OPINION: It's Time To Eliminate The Subsidy For Ethanol


Commentary by U.S. Senator Ben Cardin

As Congress struggles to find ways to reduce our budget deficit, I have one suggestion that can save American taxpayers as much as $6 billion annually: eliminate the federal subsidy for corn ethanol. Today, we provide what is basically corporate welfare to the oil industry for a tax break that the Government Accountability Office says is “largely unneeded.”

In introducing the bipartisan the Volumetric Ethanol Excise Tax Credit (VEETC) Repeal Act, S. 520, with U.S. Senator Tom Coburn (R-OK), I want to draw attention to a costly and unnecessary expense that is driving up our deficit. The VEETC, often referred to as the “blenders tax credit,” provides a 45-cent per gallon tax credit to oil refiners for blending corn-based ethanol into gasoline that is sold to consumers at the pump. In addition to increasing our deficit, corn-based ethanol fuels don’t make much sense from an energy or environmental standpoint when you consider that ethanol is expensive to produce and burns with one-third less efficiency than gasoline.

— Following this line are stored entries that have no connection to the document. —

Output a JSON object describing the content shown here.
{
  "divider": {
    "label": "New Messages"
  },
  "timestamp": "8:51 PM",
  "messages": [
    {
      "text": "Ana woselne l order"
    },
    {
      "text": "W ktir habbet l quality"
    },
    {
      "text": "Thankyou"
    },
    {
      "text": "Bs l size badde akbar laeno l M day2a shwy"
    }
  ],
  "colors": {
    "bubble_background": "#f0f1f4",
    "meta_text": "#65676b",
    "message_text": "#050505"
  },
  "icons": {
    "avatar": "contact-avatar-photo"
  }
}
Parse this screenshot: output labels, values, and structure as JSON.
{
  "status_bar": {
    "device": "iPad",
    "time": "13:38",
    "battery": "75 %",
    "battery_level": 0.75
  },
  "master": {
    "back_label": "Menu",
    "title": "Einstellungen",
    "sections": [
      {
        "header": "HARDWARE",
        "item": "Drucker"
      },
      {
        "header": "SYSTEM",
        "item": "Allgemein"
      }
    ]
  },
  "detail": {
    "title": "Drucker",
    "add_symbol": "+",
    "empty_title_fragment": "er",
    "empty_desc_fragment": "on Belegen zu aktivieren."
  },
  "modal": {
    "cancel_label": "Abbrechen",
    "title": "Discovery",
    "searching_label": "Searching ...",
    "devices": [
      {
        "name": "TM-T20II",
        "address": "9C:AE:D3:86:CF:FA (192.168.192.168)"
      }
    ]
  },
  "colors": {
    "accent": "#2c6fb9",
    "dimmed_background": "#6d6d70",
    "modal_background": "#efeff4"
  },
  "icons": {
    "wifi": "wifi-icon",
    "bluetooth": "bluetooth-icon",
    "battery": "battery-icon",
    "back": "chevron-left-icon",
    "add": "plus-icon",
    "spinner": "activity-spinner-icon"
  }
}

A tax break for ethanol is a gift to big oil companies and grain producers — a gift that actually harms American consumers. Corn is a staple food commodity that is found in millions of American products from food additives to livestock feed. More than one-third of our nation’s corn is now going into the production of ethanol. This increased demand for corn is raising the price of everything from eggs to milk to chicken to breakfast cereals, and it’s the American consumer who is hit the hardest with higher food bills.

Using corn to make ethanol also harms our environment. Corn is a “resource intensive” commodity to produce, requiring large amounts of water and fertilizer to cultivate. One season of corn production can so deplete the nutrients from soil that it is expensive and difficult to successfully replant that field from season to season. Once corn is harvested, it is a costly and energy-intensive process to turn it into an ethanol fuel fit for commercial sale.

We need to develop sustainable, renewable biofuels — those that are not derived from food-based commodities such as corn and sugar — to make our nation less dependent on foreign energy sources. While I support developing the next generation of algae and biofuels, I am opposed to giving away billions of taxpayer dollars for a fuel product that is driving up the cost of food, harming our environment and doing little to reduce our consumption of foreign oil.

It’s time we stop subsidizing big oil companies to produce a fuel product that they will produce with or without an additional $6 billion annual taxpayer subsidy. The elimination of this subsidy will not adversely affect domestic energy supply. We need to put American families and our environment first and that means developing an energy policy that makes sense and doesn’t rely on costly subsidies for an industry that is already making trillions of dollars in profits.